In the case of the curable composition for imprinting, the viscosity range when a solvent is contained is in the range of 1 mPas to 1000 mPas at 25 ℃. By using the solvent in a viscosity range containing the solvent, excellent imprintability can be exhibited.

The method of forming a cured film according to the present embodiment is formed by the following steps.

[ Process (1) ]

In the step (1), a solution of the curable composition is applied to the surface of a substrate, and is prebaked as necessary to form a coating film. Examples of the substrate used in the step (1) include: glass substrates, silicon wafers, plastic substrates, and substrates having various inorganic films such as silicon nitride formed on the surfaces of these substrates. Examples of the plastic substrate include: and substrates containing, as a main component, plastic such as polyethylene terephthalate (PET), polybutylene terephthalate, polyether sulfone, polycarbonate, and polyimide.

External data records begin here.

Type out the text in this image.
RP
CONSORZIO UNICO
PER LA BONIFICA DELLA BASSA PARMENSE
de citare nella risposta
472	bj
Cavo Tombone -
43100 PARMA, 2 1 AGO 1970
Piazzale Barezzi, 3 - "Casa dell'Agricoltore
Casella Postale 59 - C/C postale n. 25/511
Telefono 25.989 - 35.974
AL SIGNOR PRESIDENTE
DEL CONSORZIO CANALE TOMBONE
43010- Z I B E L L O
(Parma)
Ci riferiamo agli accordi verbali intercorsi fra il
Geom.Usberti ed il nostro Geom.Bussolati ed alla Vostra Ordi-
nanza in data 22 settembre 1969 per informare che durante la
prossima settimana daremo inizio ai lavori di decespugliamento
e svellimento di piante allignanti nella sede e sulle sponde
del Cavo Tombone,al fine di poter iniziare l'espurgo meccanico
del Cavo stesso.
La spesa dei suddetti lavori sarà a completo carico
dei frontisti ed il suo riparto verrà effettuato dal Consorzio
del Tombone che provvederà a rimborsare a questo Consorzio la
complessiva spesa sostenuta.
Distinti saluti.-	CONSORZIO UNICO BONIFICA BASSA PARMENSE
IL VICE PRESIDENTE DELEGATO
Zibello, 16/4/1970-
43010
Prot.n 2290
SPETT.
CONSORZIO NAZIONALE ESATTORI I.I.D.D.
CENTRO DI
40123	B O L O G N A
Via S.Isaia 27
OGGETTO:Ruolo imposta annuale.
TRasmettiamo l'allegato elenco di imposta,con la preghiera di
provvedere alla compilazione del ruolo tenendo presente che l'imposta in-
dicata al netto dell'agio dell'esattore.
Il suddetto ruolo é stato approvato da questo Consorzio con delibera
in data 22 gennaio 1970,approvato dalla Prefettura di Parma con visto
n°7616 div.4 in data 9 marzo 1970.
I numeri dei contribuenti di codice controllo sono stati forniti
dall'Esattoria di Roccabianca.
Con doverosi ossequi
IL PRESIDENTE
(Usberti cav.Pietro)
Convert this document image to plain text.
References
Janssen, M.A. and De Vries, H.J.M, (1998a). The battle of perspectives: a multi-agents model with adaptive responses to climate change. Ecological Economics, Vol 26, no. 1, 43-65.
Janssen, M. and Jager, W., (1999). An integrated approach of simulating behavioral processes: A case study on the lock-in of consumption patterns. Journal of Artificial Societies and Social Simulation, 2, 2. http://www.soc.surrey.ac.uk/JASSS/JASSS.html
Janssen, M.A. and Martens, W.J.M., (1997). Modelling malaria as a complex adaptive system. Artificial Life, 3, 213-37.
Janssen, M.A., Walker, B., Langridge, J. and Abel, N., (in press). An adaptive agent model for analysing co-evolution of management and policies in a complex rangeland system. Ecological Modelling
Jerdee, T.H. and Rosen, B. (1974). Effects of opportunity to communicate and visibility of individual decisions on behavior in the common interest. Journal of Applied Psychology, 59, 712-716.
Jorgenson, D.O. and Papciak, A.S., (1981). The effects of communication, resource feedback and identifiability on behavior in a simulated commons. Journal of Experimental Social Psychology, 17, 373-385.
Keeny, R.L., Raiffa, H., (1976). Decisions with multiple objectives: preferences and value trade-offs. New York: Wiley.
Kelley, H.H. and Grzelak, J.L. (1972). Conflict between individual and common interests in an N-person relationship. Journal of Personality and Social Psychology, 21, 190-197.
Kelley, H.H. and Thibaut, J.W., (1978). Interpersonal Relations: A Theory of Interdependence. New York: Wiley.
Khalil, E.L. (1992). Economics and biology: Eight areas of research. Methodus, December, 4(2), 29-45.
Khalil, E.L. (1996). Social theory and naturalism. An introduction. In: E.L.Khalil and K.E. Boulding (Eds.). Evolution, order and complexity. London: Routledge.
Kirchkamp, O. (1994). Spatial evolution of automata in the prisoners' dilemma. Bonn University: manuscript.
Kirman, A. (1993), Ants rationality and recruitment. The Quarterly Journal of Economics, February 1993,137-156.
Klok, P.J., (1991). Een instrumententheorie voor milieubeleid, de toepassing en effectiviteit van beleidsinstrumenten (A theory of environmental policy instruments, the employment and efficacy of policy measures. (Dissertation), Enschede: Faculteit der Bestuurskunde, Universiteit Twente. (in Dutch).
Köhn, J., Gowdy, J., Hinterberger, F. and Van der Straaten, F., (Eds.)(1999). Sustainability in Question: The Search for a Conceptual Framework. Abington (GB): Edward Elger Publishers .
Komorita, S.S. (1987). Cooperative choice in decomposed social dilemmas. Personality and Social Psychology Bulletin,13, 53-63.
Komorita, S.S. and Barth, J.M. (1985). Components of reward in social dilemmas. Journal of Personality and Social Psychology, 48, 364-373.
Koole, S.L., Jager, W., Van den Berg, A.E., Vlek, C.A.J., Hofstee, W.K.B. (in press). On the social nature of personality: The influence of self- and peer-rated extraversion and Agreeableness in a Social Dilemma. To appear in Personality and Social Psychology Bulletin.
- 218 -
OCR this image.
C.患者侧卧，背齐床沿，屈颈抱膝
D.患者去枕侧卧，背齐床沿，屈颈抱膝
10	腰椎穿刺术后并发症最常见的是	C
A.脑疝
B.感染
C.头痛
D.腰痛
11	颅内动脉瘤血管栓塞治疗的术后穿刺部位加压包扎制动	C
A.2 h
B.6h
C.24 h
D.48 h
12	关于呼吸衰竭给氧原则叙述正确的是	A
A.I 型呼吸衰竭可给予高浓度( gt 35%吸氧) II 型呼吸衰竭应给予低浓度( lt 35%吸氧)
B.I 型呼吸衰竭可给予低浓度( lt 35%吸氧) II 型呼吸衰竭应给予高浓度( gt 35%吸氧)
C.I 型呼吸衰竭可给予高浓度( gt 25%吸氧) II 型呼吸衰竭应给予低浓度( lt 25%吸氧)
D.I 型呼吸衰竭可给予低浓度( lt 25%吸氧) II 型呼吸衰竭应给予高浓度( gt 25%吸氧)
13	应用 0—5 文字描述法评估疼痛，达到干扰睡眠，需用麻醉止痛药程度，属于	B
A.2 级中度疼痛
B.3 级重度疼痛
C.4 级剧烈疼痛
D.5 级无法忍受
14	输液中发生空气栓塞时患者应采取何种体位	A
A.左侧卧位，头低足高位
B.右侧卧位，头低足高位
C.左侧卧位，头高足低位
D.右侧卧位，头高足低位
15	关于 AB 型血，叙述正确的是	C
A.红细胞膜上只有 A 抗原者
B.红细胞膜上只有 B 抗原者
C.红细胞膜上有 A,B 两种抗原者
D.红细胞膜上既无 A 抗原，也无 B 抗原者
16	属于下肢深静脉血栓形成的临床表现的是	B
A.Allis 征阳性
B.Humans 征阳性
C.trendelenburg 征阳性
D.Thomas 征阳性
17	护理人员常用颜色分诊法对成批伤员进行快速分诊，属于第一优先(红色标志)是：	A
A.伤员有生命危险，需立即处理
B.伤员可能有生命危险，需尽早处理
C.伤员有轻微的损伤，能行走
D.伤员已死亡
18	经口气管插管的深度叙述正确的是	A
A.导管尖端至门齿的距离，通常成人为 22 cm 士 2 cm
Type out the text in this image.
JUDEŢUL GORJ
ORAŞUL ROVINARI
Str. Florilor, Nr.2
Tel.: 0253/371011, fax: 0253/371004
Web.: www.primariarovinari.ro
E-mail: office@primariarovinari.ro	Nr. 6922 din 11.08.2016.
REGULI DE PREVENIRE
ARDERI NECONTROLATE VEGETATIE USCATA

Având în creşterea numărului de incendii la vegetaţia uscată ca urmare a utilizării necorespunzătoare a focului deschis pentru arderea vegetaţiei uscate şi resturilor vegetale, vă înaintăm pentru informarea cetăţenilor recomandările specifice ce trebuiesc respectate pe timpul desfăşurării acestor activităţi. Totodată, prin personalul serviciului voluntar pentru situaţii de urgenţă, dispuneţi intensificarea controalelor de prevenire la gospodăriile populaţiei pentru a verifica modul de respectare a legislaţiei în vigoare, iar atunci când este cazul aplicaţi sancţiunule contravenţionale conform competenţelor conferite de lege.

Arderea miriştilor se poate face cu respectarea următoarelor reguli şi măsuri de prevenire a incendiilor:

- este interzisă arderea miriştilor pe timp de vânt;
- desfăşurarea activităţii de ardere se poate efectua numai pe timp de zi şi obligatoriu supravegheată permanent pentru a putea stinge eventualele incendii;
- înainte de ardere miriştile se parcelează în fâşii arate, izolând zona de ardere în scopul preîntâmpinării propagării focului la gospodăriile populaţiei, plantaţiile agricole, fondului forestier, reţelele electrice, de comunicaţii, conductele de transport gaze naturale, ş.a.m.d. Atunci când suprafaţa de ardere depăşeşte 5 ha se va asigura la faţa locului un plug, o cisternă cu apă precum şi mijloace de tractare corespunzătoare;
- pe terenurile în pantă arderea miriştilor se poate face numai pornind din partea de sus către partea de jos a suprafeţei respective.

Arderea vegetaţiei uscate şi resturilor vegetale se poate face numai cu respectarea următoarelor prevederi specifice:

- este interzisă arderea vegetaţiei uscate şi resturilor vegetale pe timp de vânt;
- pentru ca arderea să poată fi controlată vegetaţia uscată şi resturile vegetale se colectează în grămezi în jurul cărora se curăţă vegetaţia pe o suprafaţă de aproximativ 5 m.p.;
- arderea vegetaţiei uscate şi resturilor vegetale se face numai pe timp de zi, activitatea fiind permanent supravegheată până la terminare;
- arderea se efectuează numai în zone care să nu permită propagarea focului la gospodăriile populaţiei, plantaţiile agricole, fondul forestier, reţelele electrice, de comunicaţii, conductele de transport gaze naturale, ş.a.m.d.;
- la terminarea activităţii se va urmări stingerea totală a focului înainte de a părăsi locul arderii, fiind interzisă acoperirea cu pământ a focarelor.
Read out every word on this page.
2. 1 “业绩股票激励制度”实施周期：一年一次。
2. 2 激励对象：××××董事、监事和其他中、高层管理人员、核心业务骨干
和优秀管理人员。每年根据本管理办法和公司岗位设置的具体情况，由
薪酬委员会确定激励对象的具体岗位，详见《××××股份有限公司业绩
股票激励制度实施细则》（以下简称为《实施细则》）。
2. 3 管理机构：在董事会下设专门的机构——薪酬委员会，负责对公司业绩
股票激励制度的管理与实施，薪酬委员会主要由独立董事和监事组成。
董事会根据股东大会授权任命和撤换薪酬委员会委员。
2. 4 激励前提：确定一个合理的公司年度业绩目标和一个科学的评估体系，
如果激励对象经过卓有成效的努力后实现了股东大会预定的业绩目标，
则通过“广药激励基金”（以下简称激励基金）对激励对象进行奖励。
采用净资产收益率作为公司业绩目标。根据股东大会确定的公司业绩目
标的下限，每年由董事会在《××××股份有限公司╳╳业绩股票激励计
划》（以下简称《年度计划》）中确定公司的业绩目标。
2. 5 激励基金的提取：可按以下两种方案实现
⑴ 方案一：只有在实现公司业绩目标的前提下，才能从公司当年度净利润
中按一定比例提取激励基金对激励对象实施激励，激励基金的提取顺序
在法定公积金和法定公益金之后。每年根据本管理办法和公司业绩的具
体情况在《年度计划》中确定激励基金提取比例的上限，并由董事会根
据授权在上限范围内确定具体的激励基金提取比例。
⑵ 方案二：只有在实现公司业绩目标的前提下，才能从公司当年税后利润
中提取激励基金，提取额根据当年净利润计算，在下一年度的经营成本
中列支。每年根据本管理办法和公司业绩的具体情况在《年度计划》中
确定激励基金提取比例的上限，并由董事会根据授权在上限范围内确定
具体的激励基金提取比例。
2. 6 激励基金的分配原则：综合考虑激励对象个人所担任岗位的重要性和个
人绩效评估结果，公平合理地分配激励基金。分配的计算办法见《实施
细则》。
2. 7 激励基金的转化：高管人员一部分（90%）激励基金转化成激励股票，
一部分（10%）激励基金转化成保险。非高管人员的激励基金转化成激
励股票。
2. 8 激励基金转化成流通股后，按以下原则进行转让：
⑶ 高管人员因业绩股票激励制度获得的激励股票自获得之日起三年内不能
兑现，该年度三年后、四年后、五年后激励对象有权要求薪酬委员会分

The curable composition can be applied by any suitable method such as spray coating, roll coating, spin coating (spin coat), slit die coating, bar coating, and ink jet coating. Among these coating methods, the inkjet coating method is preferred. The pre-baking conditions may vary depending on the kind and content of the components contained in the curable composition, and may be, for example, about 30 seconds to 10 minutes at 60 ℃ to 100 ℃. The lower limit of the average film thickness of the coating film after prebaking is preferably 0.1. mu.m. The upper limit is preferably 15 μm, more preferably 10 μm, and still more preferably 8 μm.

[ Process (2) ]

In the step (2), the coating film formed in the step (1) is irradiated with radiation through a mask having a predetermined pattern. Examples of the radiation in this case include: ultraviolet rays, far ultraviolet rays, X-rays, charged particle beams, and the like.

The exposure wavelength is preferably 300nm to 450 nm. The light source may be a high-pressure mercury lamp or a light-emitting diode (LED). The exposure amount is preferably 100J/m, for example²Above and 100,000J/m²The following. Further, a pattern may be formed by an imprint method as needed.

[ Process (3) ]

The coating film may be hardened by heating and baking (post-baking) the coating film as necessary. In the step (3), the lower limit of the calcination temperature is preferably 80 ℃. On the other hand, the upper limit of the calcination temperature is preferably 250 ℃. The calcination time varies depending on the type of heating equipment, and may be, for example, 5 minutes to 40 minutes when the heating treatment is performed on a hot plate, or 30 minutes to 80 minutes when the heating treatment is performed in an oven.

According to the production method, a cured film can be formed by radiation-sensitive exposure and heating using the curable composition.

< hard coating >

The refractive index of a cured product obtained by curing the curable composition of the present invention is 1.60 or more, preferably 1.65 or more. By using a medium element such as a sulfur atom or increasing the content of a condensed hydrocarbon ring, a cured product having a high refractive index can be designed. The cured film of the present invention can also be used for sealing of an organic EL element, a microlens, an antireflection film, a diffraction grating of an Augmented Reality (AR) element, and the like. Further, since the imprint material is excellent in etching resistance, high refractive index, and fluidity, it is useful for resists for producing wire grid polarizing plates, diffraction gratings for AR elements, and the like.